Somewhere in the world, tax $ is put to good use...

I think that the time has finally come for me to pick up and move to Paris.

In Toronto, the astronomical taxes I pay are put towards the placement of advertisements on streetcars telling me how "stupid" I am, whereas in Paris they would go towards this - an actual, proper, complete beach in the middle of the city!

The injustices of the world are sometimes too much to bear, are they not?

Photo credit: www.linternaute.com

05 May 2008

Relationships.

Warning: this is the most personal of all blog entries thus far, like a disgusting diary entry of a heartsick fifteen year-old, and therefore this - or parts of this - may be deleted later.

Specifically, I'm thinking about relationships of a romantic nature; a lot of hard work, and generally they either make your heart soar or make it hurt, there's rarely an in-between.

Just to give a bit of perspective on this entry: currently, my heart hurts. Although I am gutted, I am able to recognize that feeling this way is a conscious decision that I am making - to sit here: text messaging into a black hole of non-replies, drinking, wallowing, and chain smoking = all MY decision, whether I enjoy it or not.

But the question is this: are these behaviours constructive in any way? To ignore one's instinct to self-preserve and endure is, from a certain perspective, one of the most inhumane propositions - and yet it also seems to be perhaps the most distinctly human of conditions, particularly to us humans who find ourselves in relationships (or what can be theoretically quantified as such).

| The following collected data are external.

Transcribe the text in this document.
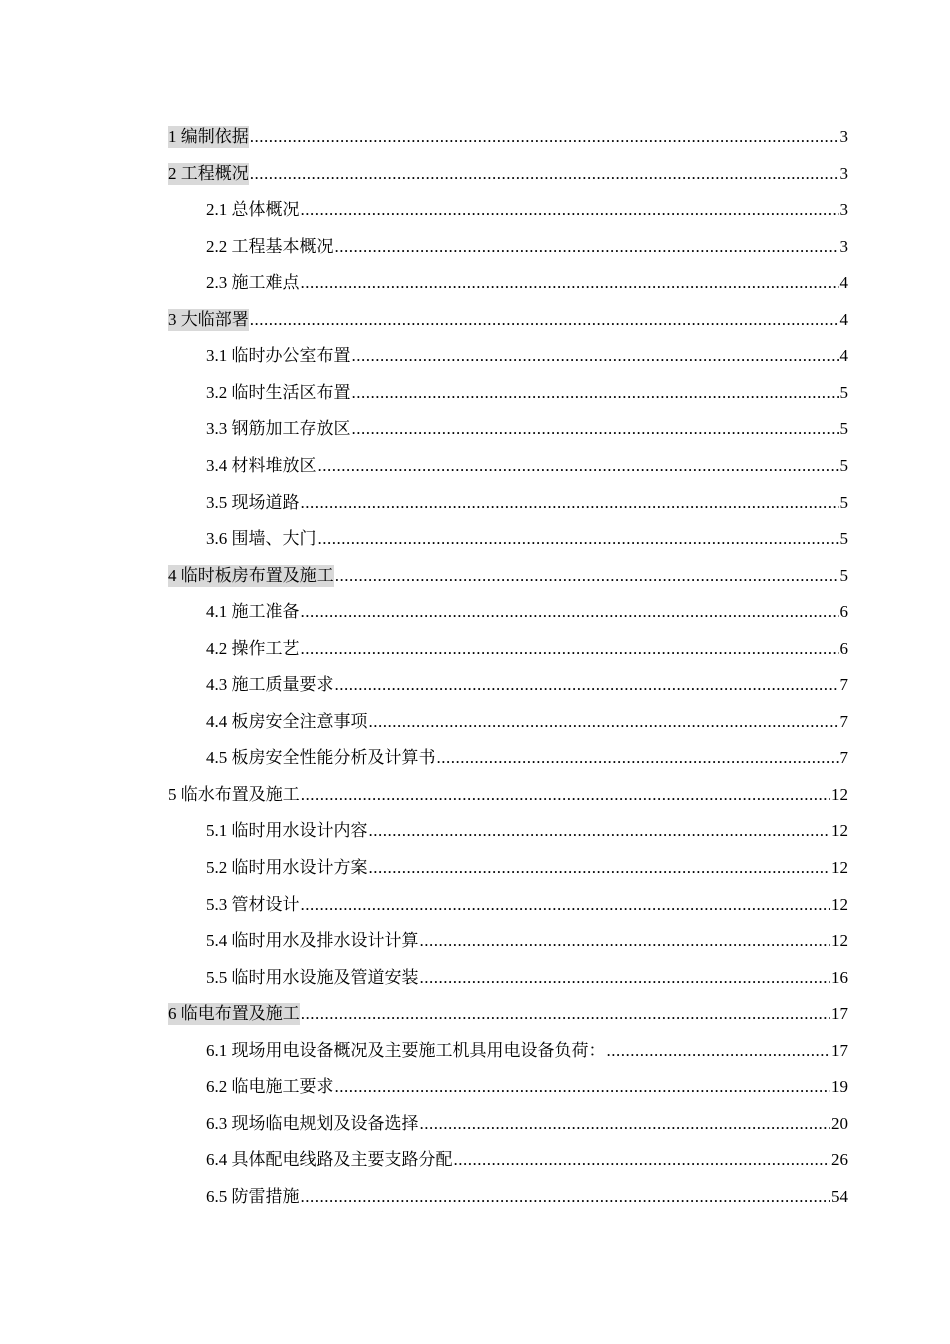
1 编制依据 .....	3
2 工程概况 .....	3
2.1 总体概况 .....	3
2.2 工程基本概况 .....	3
2.3 施工难点 .....	4
3 大临部署 .....	4
3.1 临时办公室布置 .....	4
3.2 临时生活区布置 .....	5
3.3 钢筋加工存放区 .....	5
3.4 材料堆放区 .....	5
3.5 现场道路 .....	5
3.6 围墙、大门 .....	5
4 临时板房布置及施工 .....	5
4.1 施工准备 .....	6
4.2 操作工艺 .....	6
4.3 施工质量要求 .....	7
4.4 板房安全注意事项 .....	7
4.5 板房安全性能分析及计算书 .....	7
5 临水布置及施工 .....	12
5.1 临时用水设计内容 .....	12
5.2 临时用水设计方案 .....	12
5.3 管材设计 .....	12
5.4 临时用水及排水设计计算 .....	12
5.5 临时用水设施及管道安装 .....	16
6 临电布置及施工 .....	17
6.1 现场用电设备概况及主要施工机具用电设备负荷： .....	17
6.2 临电施工要求 .....	19
6.3 现场临电规划及设备选择 .....	20
6.4 具体配电线路及主要支路分配 .....	26
6.5 防雷措施 .....	54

Because really, what is a relationship to begin with? Do we not have 'relationships' with virtually everyone we encounter? For example, it's obvious that my relationship with my regular baristas is far more superficial and extraneous than my relationship with my brother, but it is difficult to say that one relationship qualifies to be called such and the other does not (particularly considering I now see the regular baristas far more than my own brother).

The point is this: the only relationships which seem to cause people true anguish are those that they are the most emotionally invested in. WHY do humans have this inarguable instinct towards feeling this anguish? When we emotionally invest ourselves in something (or, more damningly, someone), we know, either consciously or subconsciously, that to do so is to virtually guarantee that that horrible feeling in the chest will occur at some point or another. But we continue to do so, continue to breathe, continue to self-destruct, continue to recover, and continue to repeat, all the while knowing the hatred of that pain and knowing of its complete inevitability.

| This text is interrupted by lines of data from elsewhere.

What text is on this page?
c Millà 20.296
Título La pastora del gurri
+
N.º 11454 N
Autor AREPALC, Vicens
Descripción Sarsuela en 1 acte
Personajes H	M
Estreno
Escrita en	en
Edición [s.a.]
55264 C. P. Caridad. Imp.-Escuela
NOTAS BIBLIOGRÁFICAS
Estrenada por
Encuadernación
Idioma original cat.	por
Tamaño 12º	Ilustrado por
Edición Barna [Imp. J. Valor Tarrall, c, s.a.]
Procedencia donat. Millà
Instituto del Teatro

All the while, we do not choose to listen to that instinct for preservation - well, maybe some of us do, but they're technically called sociopaths I believe. How simple it would be to maintain those superficial relationships with coffee shops employees and co-workers! In those one cannot feel the gut-wrenching, headache-inducing fervour that only comes with absolute closeness and emotional intimacy with another human being. But those elusive, fantastic moments which the closeness also brings are difficult to reconcile against this and to turn one's back upon, and for that very reason it's impossibly difficult to not strive for that which makes your heart soar...even if it hurts at the same time.

What a fucking messy, lovely, hateful and glorious predicament we are in as a species. If there is anything that unifies the human race (and I'm still not sure that there is), could this be it?

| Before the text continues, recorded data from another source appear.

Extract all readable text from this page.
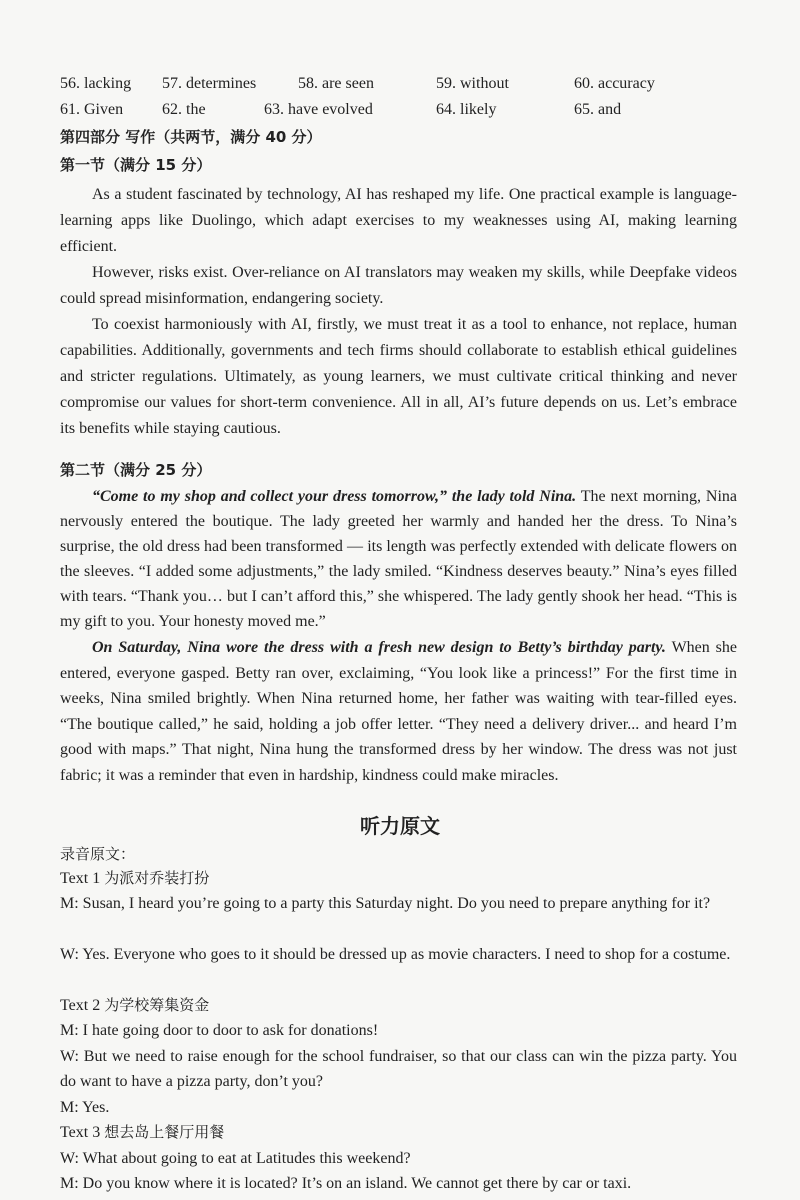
56. lacking 57. determines	58. are seen	59. without	60. accuracy
61. Given 62. the	63. have evolved	64. likely	65. and
第四部分 写作（共两节，满分 40 分）
第一节（满分 15 分）
As a student fascinated by technology, AI has reshaped my life. One practical example is language-learning apps like Duolingo, which adapt exercises to my weaknesses using AI, making learning efficient.
However, risks exist. Over-reliance on AI translators may weaken my skills, while Deepfake videos could spread misinformation, endangering society.
To coexist harmoniously with AI, firstly, we must treat it as a tool to enhance, not replace, human capabilities. Additionally, governments and tech firms should collaborate to establish ethical guidelines and stricter regulations. Ultimately, as young learners, we must cultivate critical thinking and never compromise our values for short-term convenience. All in all, AI’s future depends on us. Let’s embrace its benefits while staying cautious.
第二节（满分 25 分）
“Come to my shop and collect your dress tomorrow,” the lady told Nina. The next morning, Nina nervously entered the boutique. The lady greeted her warmly and handed her the dress. To Nina’s surprise, the old dress had been transformed — its length was perfectly extended with delicate flowers on the sleeves. “I added some adjustments,” the lady smiled. “Kindness deserves beauty.” Nina’s eyes filled with tears. “Thank you… but I can’t afford this,” she whispered. The lady gently shook her head. “This is my gift to you. Your honesty moved me.”
On Saturday, Nina wore the dress with a fresh new design to Betty’s birthday party. When she entered, everyone gasped. Betty ran over, exclaiming, “You look like a princess!” For the first time in weeks, Nina smiled brightly. When Nina returned home, her father was waiting with tear-filled eyes. “The boutique called,” he said, holding a job offer letter. “They need a delivery driver... and heard I’m good with maps.” That night, Nina hung the transformed dress by her window. The dress was not just fabric; it was a reminder that even in hardship, kindness could make miracles.
听力原文
录音原文：
Text 1 为派对乔装打扮
M: Susan, I heard you’re going to a party this Saturday night. Do you need to prepare anything for it?
W: Yes. Everyone who goes to it should be dressed up as movie characters. I need to shop for a costume.
Text 2 为学校筹集资金
M: I hate going door to door to ask for donations!
W: But we need to raise enough for the school fundraiser, so that our class can win the pizza party. You do want to have a pizza party, don’t you?
M: Yes.
Text 3 想去岛上餐厅用餐
W: What about going to eat at Latitudes this weekend?
M: Do you know where it is located? It’s on an island. We cannot get there by car or taxi.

The Verve. Toronto. 1 May 2008.

I just feel as though a post on this is necessary, as The Verve at the Ricoh Coliseum was without a shadow of a doubt the most mind-blowing, visceral concert I've ever attended. From the opener (the absolutely amazing 'Almost There') to the brand-new song closer (I believe it's called 'Love is Noise', but I'm not 100% on that), I have never felt as connected to the music at a gig as I did last Thursday evening.

My only complaint would be the fans. I am developing a horrible attitude towards so-called 'music lovers' in Toronto, who show up to see the greatest band of the 1990's and proceed to sit quietly with their arms folded, devour popcorn and corn dogs as though they're at a hockey game, and exit after the sketchy Ashcroft-penned radio hits are performed. I feel like their dopey-eyed looks, chubby bodies and lifeless, uninspired gestures are actually an insult to the band, as well as to the city of Toronto. I simply wish they would stay at home from now on, because really, they behave as though they're on the couch anyways, so they might as well be there, perhaps even nodding their head dispassionately to Ashcroft's solo garbage
?

Finally, I shook Nick McCabe's hand. I think I probably frightened him a little bit, considering I ran up to him shouting and wide-eyed, but seriously, the fact that I shook the hand of one of the most brilliant guitarists of my generation is definitely a defining moment of my existence, and one which will not be easily forgotten.

P.S. I wish I could find a photo to include of the whole band, but turns out the only photos available from that night are of Ashcroft (and a slight few of McCabe). Tis a shame, but at the same time I refuse to waste my time at concerts as superb as this one taking pictures with a useless camera phone or the like as it is, yet again, an insulting move.